Imagine the following hypothetical situations:
HYPOTHETICAL A: You are in your car stopped at a red light and patiently waiting for the light to turn green. As you are waiting, an individual not paying attention to the road violently crashes into the rear of your vehicle. The impact leaves you suffering from severe injuries with damages in excess of $250,000, but the individual that hit you does not have car insurance.
HYPOTHETICAL B: The same facts as Hypothetical A, except the individual that crashes into the rear of your vehicle has the state minimum policy of $15,000 of liability insurance.
In Hypothetical A, without having uninsured motorist coverage on your own car insurance, your only option for recovery is to take legal action against the individual that hit you personally. If that individual does not have any assets, then there is no possibility of recovery.
In Hypothetical B, without having underinsured motorist coverage on your own car insurance, your only source of recovery is the state minimum $15,000 policy of the individual that hit you. You cannot get any more money.

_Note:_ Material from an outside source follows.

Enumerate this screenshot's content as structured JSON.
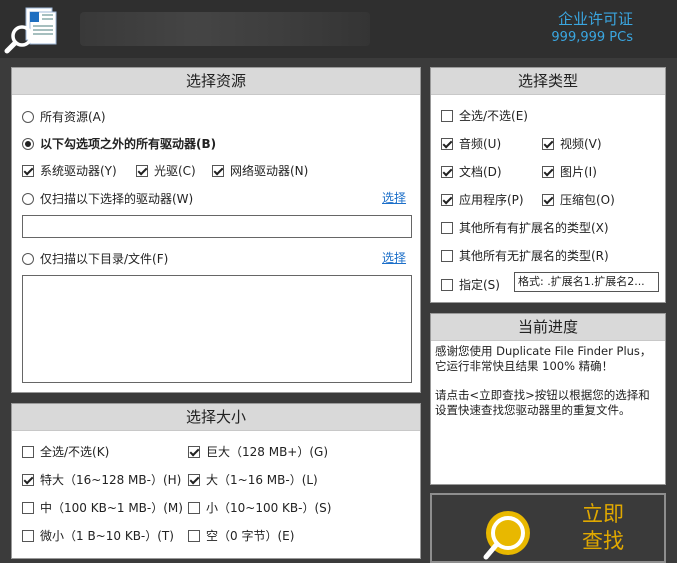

Under Pennsylvania law, a car insurance policy cannot be sold unless uninsured and underinsured coverages are offered to the consumer, but having uninsured and underinsured is not mandatory. Consumers have the right to reject that coverage which in turn reduces the policy premium. This is why many people opt to reject the coverage. Insurance companies must comply with certain requirements for the rejection to be valid, but that is a discussion for another day.
It is important to determine if your insurance policy has these coverages and if so, how much you have. Otherwise, if you or an insured on your policy are unfortunately caught in one of the situations above, there will not be a way to be properly compensated for your injuries.